Все закончилось быстро, он отдышался и вытер ладонь, как раз успел перед совещанием. И во время совещания все всматривался в Пашино лицо, доброе такое, как будто только сейчас его разглядел, и вспоминал, как тот купал его и лечил, Андрею тогда хотелось встать на колени и целовать ему руки, он не осмелился просто.
— Андрей Петрович, — его переспросили что-то, заставляя очнуться, и Андрей почувствовал, что щеки и уши начинают гореть, как он даже думать может о таком. Он извращенец, извращенец и моральный урод, лечиться надо, если не поздно… Андрею вдруг показалось, что все вокруг догадываются о его тайных пристрастиях, просто ужасно, он взмок и еле-еле довел совещание до конца. Рубашка прилипла к спине, хорошо, что не видно под кителем, но Павел наверняка все понял и смеется над ним.
На следующий день был выходной, и всю станцию охватило будто бы предчувствие праздника — прибывал транспорт с Земли. Андрей провалялся в постели почти целый день, спал, замотавшись в одеяло, а под вечер пошел в космопорт забирать свой контейнер. Хотя какой это порт, небольшая пристройка к огромному куполу и относительно ровная посадочная площадка, которую каждый раз усердно чистят от красного песка.
Может, пробраться на корабль и улететь, он читал о таком в детстве, о счастливчиках, путешествующих в космосе зайцами. Жаль, что это все сказки, Андрей смотрел на силовые ограждения, на охранников в форме, пока ждал. Потом оплатил доставку и решил пройтись по станции.

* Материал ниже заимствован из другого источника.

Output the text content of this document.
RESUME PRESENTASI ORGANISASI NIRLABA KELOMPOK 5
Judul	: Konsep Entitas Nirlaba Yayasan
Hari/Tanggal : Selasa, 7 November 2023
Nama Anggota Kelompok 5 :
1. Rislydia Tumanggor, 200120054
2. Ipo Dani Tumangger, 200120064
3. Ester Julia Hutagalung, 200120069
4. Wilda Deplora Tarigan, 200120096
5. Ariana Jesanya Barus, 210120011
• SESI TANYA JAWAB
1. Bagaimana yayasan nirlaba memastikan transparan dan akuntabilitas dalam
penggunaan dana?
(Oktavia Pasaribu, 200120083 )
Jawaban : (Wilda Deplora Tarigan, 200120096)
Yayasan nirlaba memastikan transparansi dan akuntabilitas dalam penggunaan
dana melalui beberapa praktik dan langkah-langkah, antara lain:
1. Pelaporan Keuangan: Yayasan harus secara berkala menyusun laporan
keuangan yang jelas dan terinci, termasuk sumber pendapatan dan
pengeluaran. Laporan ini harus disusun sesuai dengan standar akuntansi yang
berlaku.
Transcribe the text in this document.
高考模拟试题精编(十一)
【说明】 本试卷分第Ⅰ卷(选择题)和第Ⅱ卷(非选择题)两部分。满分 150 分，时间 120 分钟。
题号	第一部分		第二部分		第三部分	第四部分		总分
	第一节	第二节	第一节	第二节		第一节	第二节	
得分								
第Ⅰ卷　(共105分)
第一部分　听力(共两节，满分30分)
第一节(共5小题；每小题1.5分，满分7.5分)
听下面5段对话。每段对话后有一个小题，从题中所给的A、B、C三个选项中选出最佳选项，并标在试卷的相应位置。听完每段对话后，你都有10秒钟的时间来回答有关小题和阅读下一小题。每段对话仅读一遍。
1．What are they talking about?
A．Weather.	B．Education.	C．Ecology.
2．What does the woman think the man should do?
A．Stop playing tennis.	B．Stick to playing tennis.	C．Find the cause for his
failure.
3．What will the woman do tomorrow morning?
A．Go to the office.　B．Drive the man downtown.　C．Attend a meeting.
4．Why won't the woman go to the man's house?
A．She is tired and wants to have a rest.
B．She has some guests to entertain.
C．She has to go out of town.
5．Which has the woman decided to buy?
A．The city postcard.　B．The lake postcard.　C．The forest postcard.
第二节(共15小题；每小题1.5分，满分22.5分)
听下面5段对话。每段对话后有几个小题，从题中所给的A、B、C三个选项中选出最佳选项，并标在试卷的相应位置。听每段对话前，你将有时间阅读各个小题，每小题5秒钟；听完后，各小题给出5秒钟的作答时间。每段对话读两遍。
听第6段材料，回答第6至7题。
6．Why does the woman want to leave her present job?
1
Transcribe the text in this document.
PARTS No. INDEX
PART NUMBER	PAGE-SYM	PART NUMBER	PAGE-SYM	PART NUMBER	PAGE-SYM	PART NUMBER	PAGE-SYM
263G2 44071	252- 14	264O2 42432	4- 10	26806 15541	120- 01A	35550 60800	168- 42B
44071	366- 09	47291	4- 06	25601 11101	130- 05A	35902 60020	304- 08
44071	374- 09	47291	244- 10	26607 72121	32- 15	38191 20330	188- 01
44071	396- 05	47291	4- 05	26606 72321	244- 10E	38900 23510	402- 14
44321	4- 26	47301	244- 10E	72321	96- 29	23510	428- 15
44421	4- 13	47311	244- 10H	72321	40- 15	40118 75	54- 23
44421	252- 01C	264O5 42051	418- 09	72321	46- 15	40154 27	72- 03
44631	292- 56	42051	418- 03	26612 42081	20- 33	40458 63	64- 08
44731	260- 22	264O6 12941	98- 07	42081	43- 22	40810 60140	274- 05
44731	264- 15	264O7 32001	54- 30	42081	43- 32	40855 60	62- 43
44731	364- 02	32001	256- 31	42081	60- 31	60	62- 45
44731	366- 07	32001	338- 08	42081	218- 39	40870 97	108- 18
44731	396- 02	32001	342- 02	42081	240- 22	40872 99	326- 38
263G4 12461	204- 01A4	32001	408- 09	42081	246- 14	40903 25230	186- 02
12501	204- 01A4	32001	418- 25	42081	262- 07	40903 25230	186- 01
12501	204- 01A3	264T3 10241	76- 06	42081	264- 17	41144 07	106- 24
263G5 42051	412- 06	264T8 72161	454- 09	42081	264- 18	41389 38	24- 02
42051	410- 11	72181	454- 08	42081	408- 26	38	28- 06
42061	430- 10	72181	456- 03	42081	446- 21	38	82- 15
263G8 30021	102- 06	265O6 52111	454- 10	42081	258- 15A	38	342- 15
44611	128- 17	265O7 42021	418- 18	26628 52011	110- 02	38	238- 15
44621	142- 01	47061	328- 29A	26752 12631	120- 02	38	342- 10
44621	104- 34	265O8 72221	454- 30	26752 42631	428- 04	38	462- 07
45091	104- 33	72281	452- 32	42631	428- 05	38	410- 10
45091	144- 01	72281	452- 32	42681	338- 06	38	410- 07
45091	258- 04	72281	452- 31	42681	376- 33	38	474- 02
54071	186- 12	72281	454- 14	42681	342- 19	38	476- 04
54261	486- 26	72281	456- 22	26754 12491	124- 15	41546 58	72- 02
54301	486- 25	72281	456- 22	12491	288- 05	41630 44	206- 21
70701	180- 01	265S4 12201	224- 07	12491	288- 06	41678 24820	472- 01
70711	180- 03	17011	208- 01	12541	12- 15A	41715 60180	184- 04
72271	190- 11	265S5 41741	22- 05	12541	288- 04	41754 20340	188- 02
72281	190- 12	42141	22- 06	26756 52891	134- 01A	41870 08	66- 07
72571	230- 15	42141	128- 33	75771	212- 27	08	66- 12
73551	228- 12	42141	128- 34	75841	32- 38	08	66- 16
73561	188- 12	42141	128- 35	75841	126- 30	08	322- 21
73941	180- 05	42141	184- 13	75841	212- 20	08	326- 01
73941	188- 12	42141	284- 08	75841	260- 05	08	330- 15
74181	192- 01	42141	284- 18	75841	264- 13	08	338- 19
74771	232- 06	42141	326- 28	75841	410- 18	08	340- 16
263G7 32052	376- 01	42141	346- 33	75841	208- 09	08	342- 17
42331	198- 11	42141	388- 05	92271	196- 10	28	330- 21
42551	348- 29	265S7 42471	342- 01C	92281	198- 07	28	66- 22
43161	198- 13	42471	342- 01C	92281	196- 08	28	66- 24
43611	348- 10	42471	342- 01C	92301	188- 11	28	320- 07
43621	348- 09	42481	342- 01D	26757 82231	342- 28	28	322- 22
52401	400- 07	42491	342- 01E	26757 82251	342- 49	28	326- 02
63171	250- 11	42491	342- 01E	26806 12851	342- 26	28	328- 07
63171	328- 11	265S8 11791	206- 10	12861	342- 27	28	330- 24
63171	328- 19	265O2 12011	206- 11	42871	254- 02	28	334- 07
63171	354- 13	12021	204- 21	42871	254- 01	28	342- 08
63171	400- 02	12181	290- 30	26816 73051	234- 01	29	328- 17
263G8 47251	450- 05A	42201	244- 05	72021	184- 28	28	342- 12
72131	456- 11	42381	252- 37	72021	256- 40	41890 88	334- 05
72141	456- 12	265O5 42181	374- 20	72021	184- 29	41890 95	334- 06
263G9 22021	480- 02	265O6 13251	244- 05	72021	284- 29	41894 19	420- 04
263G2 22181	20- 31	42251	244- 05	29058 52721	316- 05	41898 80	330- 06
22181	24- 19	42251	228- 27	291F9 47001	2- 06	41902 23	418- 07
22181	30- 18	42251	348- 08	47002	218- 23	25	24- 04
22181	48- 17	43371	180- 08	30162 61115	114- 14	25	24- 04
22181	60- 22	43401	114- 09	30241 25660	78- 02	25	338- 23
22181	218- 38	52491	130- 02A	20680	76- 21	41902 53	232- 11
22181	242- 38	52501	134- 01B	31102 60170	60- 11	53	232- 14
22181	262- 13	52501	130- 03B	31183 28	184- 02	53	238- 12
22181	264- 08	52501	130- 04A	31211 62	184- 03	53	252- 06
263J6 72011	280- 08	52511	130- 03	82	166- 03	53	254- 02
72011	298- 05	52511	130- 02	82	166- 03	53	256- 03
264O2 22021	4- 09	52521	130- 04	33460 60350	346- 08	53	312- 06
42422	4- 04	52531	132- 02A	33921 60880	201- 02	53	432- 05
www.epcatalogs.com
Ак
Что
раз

Логотип корпорации издевательски бросался в глаза, напоминая о предательстве, и Андрей все старался придумать себе оправдание.
В жилой сектор возвращаться не хотелось, вот бы устроить вылазку на поверхность, Андрей видел однажды бескрайний терракотовый простор с борта катера, завораживающее зрелище. Он бездумно бродил по транспортному сектору и на выходе столкнулся с Павлом, тот, видимо, тоже пришел получить груз с Земли, стоял у платежного терминала и жал на кнопки, и у Андрея привычно скрутило живот. Он прошел мимо, низко опустив голову, и направился в сторону туалетов, по пути сжевав таблетку обезболивающего, теперь все время их носил с собой.
Павел зашел в туалет вслед за ним и провел рукой по регулятору света. Стало темно, Андрей вздохнул, вцепившись руками в край раковины, в ушах зашумело. Шагов он не слышал, просто стоял в темноте один и ждал, а потом почувствовал прикосновения.
— Стой так, — сказали ему, продолжая оглаживать, по бокам, животу, было так страшно, ноги подкашивались. — Не бойся, не бойся, — Паша его успокаивал, кажется, говорил, что не сделает больно.
Живот прошел, теперь болело где-то в груди, сзади прижималось сильное тело, он терся об него и дышал через раз. Вокруг была тьма, но Павел держал его крепко, одновременно стаскивая штаны, Андрей застонал, когда почувствовал, как к его анусу прижалось горячее и твердое.
— Не больно? — Павел притиснул его к себе крепче.
Андрей откинул голову ему на плечо, как тогда, в душе, и на ощупь нашел на стене дозатор с жидким мылом, выдавил немного на ладонь, и так же на ощупь постарался себя смазать, хоть как-то. Снаружи задергали дверь, даже пару раз стукнули, Андрей вздрогнул от этого шума и одновременно от вторжения, Паша засадил ему сразу, не церемонясь. А потом возбуждение волнами накатывало изнутри, боль отступала, он прогибался и подстраивался под ритмичные движения, боже, как он оказывается этого хотел.